[How2Tip] Varnish : dynamic backend DNS resolution in a Docker swarm context

Published on

Aug 21, 2019

how2tips

Nicolas is a Symfony & React developer and trainer at KNPLabs and is currently working on i24news.tv as Devops. He shares with you how his team solved the issue they had when using varnish with a backend defined as a named host.

To add more precisions about the context, we were using docker swarm, with one varnish service (scaled to one replica), and a backend service (scaled to two replicas, running nginx).
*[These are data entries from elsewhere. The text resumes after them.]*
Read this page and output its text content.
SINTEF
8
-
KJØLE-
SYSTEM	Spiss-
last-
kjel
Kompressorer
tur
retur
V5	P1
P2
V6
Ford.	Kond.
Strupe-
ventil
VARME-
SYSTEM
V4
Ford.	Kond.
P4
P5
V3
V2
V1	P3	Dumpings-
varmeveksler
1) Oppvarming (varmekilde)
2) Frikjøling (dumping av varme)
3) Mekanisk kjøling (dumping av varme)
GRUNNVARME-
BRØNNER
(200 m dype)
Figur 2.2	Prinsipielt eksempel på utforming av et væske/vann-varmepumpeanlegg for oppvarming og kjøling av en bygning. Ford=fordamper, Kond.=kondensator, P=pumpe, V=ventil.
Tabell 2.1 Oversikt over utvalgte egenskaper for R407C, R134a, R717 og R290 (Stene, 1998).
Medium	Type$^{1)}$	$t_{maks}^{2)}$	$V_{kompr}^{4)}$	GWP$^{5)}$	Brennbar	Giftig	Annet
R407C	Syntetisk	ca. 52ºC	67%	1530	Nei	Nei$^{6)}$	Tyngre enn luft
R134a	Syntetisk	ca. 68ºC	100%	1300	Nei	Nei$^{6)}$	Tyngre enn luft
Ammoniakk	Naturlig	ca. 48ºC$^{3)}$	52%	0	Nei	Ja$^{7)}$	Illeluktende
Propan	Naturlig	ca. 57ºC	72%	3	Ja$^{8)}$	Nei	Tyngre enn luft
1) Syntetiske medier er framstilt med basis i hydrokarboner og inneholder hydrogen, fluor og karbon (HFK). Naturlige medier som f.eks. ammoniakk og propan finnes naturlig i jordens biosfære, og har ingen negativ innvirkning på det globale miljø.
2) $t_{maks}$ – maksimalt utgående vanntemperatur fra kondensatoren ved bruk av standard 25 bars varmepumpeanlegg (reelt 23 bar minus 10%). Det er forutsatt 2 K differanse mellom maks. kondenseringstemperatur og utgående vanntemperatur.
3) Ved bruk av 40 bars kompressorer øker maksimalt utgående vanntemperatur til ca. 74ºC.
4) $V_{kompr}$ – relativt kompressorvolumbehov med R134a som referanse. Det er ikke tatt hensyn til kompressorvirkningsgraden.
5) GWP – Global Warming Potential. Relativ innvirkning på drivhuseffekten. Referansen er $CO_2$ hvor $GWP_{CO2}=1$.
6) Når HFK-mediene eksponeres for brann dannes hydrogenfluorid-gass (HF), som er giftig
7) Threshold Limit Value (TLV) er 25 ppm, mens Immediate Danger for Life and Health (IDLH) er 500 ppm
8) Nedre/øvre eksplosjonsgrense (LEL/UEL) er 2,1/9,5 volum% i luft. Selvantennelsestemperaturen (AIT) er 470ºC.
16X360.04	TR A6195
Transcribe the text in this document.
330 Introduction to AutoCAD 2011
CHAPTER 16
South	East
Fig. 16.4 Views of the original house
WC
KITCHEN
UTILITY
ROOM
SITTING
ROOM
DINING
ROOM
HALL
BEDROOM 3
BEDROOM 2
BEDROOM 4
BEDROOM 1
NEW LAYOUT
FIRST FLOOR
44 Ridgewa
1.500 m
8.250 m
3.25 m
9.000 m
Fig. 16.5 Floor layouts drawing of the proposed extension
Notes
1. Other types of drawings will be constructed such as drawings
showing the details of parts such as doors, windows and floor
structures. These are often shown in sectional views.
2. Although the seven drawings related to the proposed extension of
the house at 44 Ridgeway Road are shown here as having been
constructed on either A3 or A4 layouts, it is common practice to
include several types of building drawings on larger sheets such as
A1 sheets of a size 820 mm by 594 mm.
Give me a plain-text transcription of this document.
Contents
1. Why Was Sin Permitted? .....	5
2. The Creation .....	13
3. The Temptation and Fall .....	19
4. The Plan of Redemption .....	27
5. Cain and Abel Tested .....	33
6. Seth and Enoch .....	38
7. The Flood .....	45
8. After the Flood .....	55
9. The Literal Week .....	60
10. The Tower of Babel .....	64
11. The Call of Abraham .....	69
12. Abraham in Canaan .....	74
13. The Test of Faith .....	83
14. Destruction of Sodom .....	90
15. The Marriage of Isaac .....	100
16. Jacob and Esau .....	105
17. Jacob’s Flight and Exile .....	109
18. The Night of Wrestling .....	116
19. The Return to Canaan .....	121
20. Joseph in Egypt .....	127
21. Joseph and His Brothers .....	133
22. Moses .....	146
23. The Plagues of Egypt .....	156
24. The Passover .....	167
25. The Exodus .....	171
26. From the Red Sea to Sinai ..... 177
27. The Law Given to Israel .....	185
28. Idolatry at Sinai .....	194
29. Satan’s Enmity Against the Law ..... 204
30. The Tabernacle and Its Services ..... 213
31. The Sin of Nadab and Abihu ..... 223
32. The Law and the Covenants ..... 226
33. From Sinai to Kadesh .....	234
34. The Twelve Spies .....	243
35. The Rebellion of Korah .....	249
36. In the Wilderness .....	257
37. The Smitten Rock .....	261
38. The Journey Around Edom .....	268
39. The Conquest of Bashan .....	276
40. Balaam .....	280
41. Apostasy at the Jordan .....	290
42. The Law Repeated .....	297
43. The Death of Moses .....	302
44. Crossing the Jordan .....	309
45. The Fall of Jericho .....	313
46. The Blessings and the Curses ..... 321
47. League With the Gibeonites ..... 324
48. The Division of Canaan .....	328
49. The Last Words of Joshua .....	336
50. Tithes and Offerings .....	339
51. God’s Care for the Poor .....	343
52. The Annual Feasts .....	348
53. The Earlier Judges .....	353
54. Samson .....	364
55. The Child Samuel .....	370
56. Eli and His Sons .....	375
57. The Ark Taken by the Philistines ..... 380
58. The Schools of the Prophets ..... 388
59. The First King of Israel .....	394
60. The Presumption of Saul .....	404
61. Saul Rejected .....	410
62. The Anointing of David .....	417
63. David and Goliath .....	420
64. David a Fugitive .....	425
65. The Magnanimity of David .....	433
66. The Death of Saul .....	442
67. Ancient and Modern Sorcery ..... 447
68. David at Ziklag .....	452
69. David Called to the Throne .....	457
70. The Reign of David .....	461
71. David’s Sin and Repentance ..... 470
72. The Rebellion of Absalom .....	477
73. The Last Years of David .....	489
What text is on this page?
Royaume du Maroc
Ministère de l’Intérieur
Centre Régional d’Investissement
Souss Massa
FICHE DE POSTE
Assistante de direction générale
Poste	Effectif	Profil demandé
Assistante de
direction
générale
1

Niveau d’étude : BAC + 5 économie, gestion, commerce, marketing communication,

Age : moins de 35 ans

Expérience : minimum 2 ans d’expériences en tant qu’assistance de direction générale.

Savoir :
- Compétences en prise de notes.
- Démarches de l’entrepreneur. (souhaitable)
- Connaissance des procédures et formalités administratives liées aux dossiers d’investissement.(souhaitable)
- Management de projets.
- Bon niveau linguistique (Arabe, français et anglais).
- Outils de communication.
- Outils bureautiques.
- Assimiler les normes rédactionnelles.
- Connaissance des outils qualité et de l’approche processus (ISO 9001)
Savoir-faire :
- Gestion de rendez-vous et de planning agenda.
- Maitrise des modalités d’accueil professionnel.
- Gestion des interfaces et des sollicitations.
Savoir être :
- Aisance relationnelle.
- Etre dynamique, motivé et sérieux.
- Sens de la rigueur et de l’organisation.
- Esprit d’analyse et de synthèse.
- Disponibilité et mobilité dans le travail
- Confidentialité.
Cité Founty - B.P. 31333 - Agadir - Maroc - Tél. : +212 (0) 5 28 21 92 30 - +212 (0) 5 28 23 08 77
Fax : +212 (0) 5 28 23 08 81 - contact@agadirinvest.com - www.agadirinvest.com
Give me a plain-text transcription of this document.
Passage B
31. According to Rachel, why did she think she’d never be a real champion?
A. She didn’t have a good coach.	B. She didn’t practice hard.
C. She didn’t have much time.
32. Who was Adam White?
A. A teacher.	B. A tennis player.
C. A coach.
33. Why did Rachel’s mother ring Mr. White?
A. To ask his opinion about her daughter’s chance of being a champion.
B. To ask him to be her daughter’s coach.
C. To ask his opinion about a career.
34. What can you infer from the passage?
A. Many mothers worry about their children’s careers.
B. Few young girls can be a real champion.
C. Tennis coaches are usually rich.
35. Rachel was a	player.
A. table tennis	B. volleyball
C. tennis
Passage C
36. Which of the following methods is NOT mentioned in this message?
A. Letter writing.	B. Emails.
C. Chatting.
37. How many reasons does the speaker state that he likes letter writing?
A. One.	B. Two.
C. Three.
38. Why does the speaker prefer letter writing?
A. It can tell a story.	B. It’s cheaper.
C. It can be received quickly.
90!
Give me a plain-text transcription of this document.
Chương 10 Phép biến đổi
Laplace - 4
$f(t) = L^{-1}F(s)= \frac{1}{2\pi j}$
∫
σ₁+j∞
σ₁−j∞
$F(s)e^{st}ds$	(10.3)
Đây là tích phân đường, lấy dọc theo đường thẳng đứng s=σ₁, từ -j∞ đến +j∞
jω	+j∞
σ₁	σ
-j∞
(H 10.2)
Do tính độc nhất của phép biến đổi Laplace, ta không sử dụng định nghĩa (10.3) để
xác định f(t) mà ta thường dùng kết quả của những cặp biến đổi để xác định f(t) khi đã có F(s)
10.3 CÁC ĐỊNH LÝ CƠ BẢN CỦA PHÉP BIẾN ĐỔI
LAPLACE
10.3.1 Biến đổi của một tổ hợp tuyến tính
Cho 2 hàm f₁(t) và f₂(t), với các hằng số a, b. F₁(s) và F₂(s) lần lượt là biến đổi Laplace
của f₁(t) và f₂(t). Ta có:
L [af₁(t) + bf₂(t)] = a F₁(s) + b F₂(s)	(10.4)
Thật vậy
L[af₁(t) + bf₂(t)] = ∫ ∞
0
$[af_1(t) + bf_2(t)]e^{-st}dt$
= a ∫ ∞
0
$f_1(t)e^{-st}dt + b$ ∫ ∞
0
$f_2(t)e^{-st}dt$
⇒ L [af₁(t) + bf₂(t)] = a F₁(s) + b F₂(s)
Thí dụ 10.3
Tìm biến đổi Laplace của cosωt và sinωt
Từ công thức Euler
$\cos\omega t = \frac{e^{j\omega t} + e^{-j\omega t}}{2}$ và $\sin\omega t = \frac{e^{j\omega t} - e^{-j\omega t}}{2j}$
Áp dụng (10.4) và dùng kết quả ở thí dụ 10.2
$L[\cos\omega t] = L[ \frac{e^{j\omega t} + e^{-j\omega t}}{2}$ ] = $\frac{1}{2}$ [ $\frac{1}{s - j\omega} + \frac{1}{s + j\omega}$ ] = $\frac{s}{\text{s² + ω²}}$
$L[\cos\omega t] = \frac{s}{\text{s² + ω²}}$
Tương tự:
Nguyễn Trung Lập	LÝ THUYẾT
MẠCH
During the deploy, we had HTTP 503 errors from varnish which was unable to reach the backend. This was due to the way varnish resolves the IP of the backend. It is done on startup, once and for all, which makes the use of a dynamic backend impossible.

Here's what our backend.vcl file looked like so far:

backend default {
  # the host is the name of the docker service of the backend
  .host = "app_nginx";
  .port = "80";
}

Dynamic DNS resolution

We're using varnish 6.2. You may have read that a goto VMOD [1] (or named VMOD [2]) exists, but they were implemented for varnish 4. Additionally, the named VMOD does not exist anymore, and the goto VMOD is now only available for varnish cache plus, which is a paying version of varnish with extra features [3].

There is still the built-in directors VMOD [4], but this VMOD does not offer a DNS resolution TTL mechanism (i.e. it does not remake a DNS lookup to resolve the backend IP again). So we can't use dynamic backend IPs with this VMOD.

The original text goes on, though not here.